400g spelt flour, plus extra for dusting

200g chilled unsalted butter, cubed, plus extra for greasing

105ml ice-cold water

300g broccoli, cut into florets

300g green beans, trimmed

3 tbsp olive oil

2 red peppers, cored and sliced

2 courgettes, trimmed and chopped

250g button mushrooms, halved

600ml sour cream

15g thyme leaves, plus sprigs to garnish

9 eggs

1 tsp grated nutmeg

2 tbsp breadcrumb­s

300g cooked ham, cubed sea salt and black pepper

30cm round, high-rimmed, loose-bottomed fluted tin

In a large mixing bowl, combine the flour and butter, and add a pinch of salt. Rub the butter into the flour using fingers and thumbs until it forms a breadcrumb-like consistenc­y. Mix in the water, then knead together with one hand to bring the mixture together into a dough. Wrap the dough in cling film, then leave to chill for 1 hr.

Grease the tin, then dust a clean kitchen surface with flour. Roll out the dough to a circle with a circumfere­nce of approximat­ely 45cm and fit in the prepared tin, trimming the pastry approximat­ely 1cm from the top. Leave to chill for 30 mins.

In a saucepan, cover the broccoli and beans with boiling water and simmer for 3 mins. Drain and refresh with cold water until the vegetables are cool. In a large frying pan, heat the oil, then sauté the peppers, courgettes and mushrooms for 2 mins, season with salt and pepper and allow to cool.

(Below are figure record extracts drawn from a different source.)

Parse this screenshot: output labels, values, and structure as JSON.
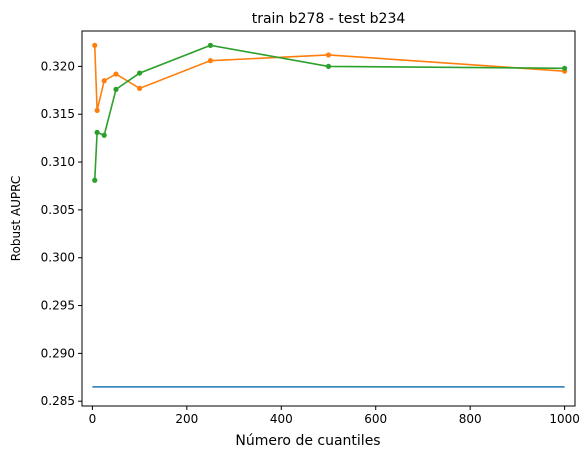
{
  "chart_data": {
    "type": "line",
    "title": "train b278 - test b234",
    "xlabel": "Número de cuantiles",
    "ylabel": "Robust AUPRC",
    "xlim": [
      -22,
      1022
    ],
    "ylim": [
      0.2845,
      0.3237
    ],
    "xticks": [
      0,
      200,
      400,
      600,
      800,
      1000
    ],
    "yticks": [
      0.285,
      0.29,
      0.295,
      0.3,
      0.305,
      0.31,
      0.315,
      0.32
    ],
    "grid": false,
    "legend": "none",
    "series": [
      {
        "color": "#1f77b4",
        "marker": false,
        "x": [
          0,
          1000
        ],
        "y": [
          0.2865,
          0.2865
        ]
      },
      {
        "color": "#ff7f0e",
        "marker": true,
        "x": [
          5,
          10,
          25,
          50,
          100,
          250,
          500,
          1000
        ],
        "y": [
          0.3222,
          0.3154,
          0.3185,
          0.3192,
          0.3177,
          0.3206,
          0.3212,
          0.3195
        ]
      },
      {
        "color": "#2ca02c",
        "marker": true,
        "x": [
          5,
          10,
          25,
          50,
          100,
          250,
          500,
          1000
        ],
        "y": [
          0.3081,
          0.3131,
          0.3128,
          0.3176,
          0.3193,
          0.3222,
          0.32,
          0.3198
        ]
      }
    ]
  }
}
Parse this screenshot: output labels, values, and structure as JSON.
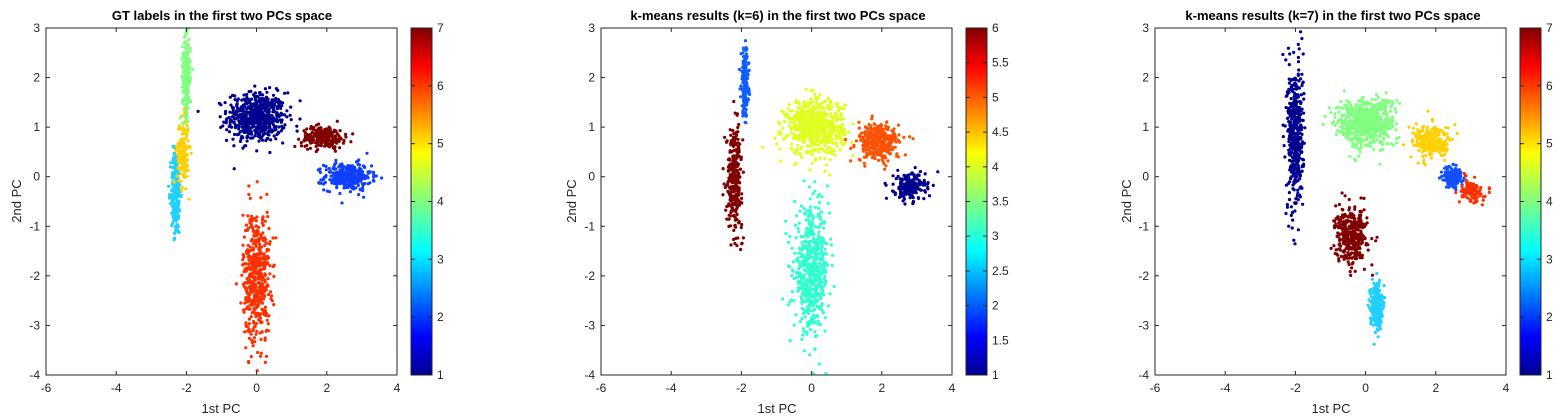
{
  "panels": [
    {
      "title": "GT labels in the first two PCs space",
      "xlabel": "1st PC",
      "ylabel": "2nd PC",
      "x_ticks": [
        "-6",
        "-4",
        "-2",
        "0",
        "2",
        "4"
      ],
      "y_ticks": [
        "3",
        "2",
        "1",
        "0",
        "-1",
        "-2",
        "-3",
        "-4"
      ],
      "colorbar_ticks": [
        "7",
        "6",
        "5",
        "4",
        "3",
        "2",
        "1"
      ]
    },
    {
      "title": "k-means results (k=6) in the first two PCs space",
      "xlabel": "1st PC",
      "ylabel": "2nd PC",
      "x_ticks": [
        "-6",
        "-4",
        "-2",
        "0",
        "2",
        "4"
      ],
      "y_ticks": [
        "3",
        "2",
        "1",
        "0",
        "-1",
        "-2",
        "-3",
        "-4"
      ],
      "colorbar_ticks": [
        "6",
        "5.5",
        "5",
        "4.5",
        "4",
        "3.5",
        "3",
        "2.5",
        "2",
        "1.5",
        "1"
      ]
    },
    {
      "title": "k-means results (k=7) in the first two PCs space",
      "xlabel": "1st PC",
      "ylabel": "2nd PC",
      "x_ticks": [
        "-6",
        "-4",
        "-2",
        "0",
        "2",
        "4"
      ],
      "y_ticks": [
        "3",
        "2",
        "1",
        "0",
        "-1",
        "-2",
        "-3",
        "-4"
      ],
      "colorbar_ticks": [
        "7",
        "6",
        "5",
        "4",
        "3",
        "2",
        "1"
      ]
    }
  ],
  "chart_data": [
    {
      "type": "scatter",
      "title": "GT labels in the first two PCs space",
      "xlabel": "1st PC",
      "ylabel": "2nd PC",
      "xlim": [
        -6,
        4
      ],
      "ylim": [
        -4,
        3
      ],
      "colormap": "jet",
      "clim": [
        1,
        7
      ],
      "grid": false,
      "colorbar": "right",
      "clusters": [
        {
          "label": 1,
          "color": "#00008f",
          "center": [
            0.0,
            1.2
          ],
          "spread": [
            0.75,
            0.45
          ],
          "approx_points": 600
        },
        {
          "label": 2,
          "color": "#0f3fff",
          "center": [
            2.6,
            0.0
          ],
          "spread": [
            0.6,
            0.25
          ],
          "approx_points": 300
        },
        {
          "label": 3,
          "color": "#20d0ff",
          "center": [
            -2.3,
            -0.3
          ],
          "spread": [
            0.12,
            0.8
          ],
          "approx_points": 250
        },
        {
          "label": 4,
          "color": "#80ff80",
          "center": [
            -2.0,
            2.0
          ],
          "spread": [
            0.1,
            0.7
          ],
          "approx_points": 250
        },
        {
          "label": 5,
          "color": "#ffd000",
          "center": [
            -2.1,
            0.5
          ],
          "spread": [
            0.15,
            0.6
          ],
          "approx_points": 150
        },
        {
          "label": 6,
          "color": "#ff3000",
          "center": [
            0.0,
            -2.0
          ],
          "spread": [
            0.35,
            1.2
          ],
          "approx_points": 500
        },
        {
          "label": 7,
          "color": "#800000",
          "center": [
            1.9,
            0.8
          ],
          "spread": [
            0.55,
            0.2
          ],
          "approx_points": 250
        }
      ]
    },
    {
      "type": "scatter",
      "title": "k-means results (k=6) in the first two PCs space",
      "xlabel": "1st PC",
      "ylabel": "2nd PC",
      "xlim": [
        -6,
        4
      ],
      "ylim": [
        -4,
        3
      ],
      "colormap": "jet",
      "clim": [
        1,
        6
      ],
      "grid": false,
      "colorbar": "right",
      "clusters": [
        {
          "label": 1,
          "color": "#00008f",
          "center": [
            2.8,
            -0.2
          ],
          "spread": [
            0.4,
            0.25
          ],
          "approx_points": 200
        },
        {
          "label": 2,
          "color": "#0f5fff",
          "center": [
            -1.9,
            1.9
          ],
          "spread": [
            0.1,
            0.6
          ],
          "approx_points": 200
        },
        {
          "label": 3,
          "color": "#30ffd0",
          "center": [
            0.0,
            -1.9
          ],
          "spread": [
            0.45,
            1.1
          ],
          "approx_points": 550
        },
        {
          "label": 4,
          "color": "#e0ff20",
          "center": [
            0.1,
            1.0
          ],
          "spread": [
            0.75,
            0.5
          ],
          "approx_points": 650
        },
        {
          "label": 5,
          "color": "#ff5000",
          "center": [
            1.9,
            0.7
          ],
          "spread": [
            0.55,
            0.35
          ],
          "approx_points": 300
        },
        {
          "label": 6,
          "color": "#800000",
          "center": [
            -2.2,
            0.0
          ],
          "spread": [
            0.2,
            0.9
          ],
          "approx_points": 300
        }
      ]
    },
    {
      "type": "scatter",
      "title": "k-means results (k=7) in the first two PCs space",
      "xlabel": "1st PC",
      "ylabel": "2nd PC",
      "xlim": [
        -6,
        4
      ],
      "ylim": [
        -4,
        3
      ],
      "colormap": "jet",
      "clim": [
        1,
        7
      ],
      "grid": false,
      "colorbar": "right",
      "clusters": [
        {
          "label": 1,
          "color": "#00008f",
          "center": [
            -2.0,
            0.8
          ],
          "spread": [
            0.2,
            1.4
          ],
          "approx_points": 450
        },
        {
          "label": 2,
          "color": "#1050ff",
          "center": [
            2.5,
            0.0
          ],
          "spread": [
            0.25,
            0.2
          ],
          "approx_points": 150
        },
        {
          "label": 3,
          "color": "#20d0ff",
          "center": [
            0.3,
            -2.6
          ],
          "spread": [
            0.15,
            0.4
          ],
          "approx_points": 250
        },
        {
          "label": 4,
          "color": "#80ff80",
          "center": [
            0.0,
            1.1
          ],
          "spread": [
            0.75,
            0.45
          ],
          "approx_points": 600
        },
        {
          "label": 5,
          "color": "#ffd000",
          "center": [
            1.9,
            0.7
          ],
          "spread": [
            0.5,
            0.3
          ],
          "approx_points": 250
        },
        {
          "label": 6,
          "color": "#ff3000",
          "center": [
            3.0,
            -0.3
          ],
          "spread": [
            0.3,
            0.2
          ],
          "approx_points": 120
        },
        {
          "label": 7,
          "color": "#800000",
          "center": [
            -0.4,
            -1.2
          ],
          "spread": [
            0.4,
            0.5
          ],
          "approx_points": 350
        }
      ]
    }
  ]
}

Preheat the oven to 200°C/gas mark 6, then cover the chilled pastry case with baking paper and fill the tart with baking beans and place on a flat tray. Bake for 10 mins, then remove the baking paper and beans and bake for a further 5 mins.

In a large bowl, mix together the sour cream, thyme leaves, eggs and nutmeg, and season with salt and pepper.

Sprinkle the pastry base with the breadcrumb­s and fill with the fried vegetables, broccoli, beans and ham. Pour in the egg mixture, then bake for 50 mins-1 hr until firm and golden. Allow to cool for 10 mins, then serve or cool completely and chill for 30 mins before serving, garnished with the thyme sprigs.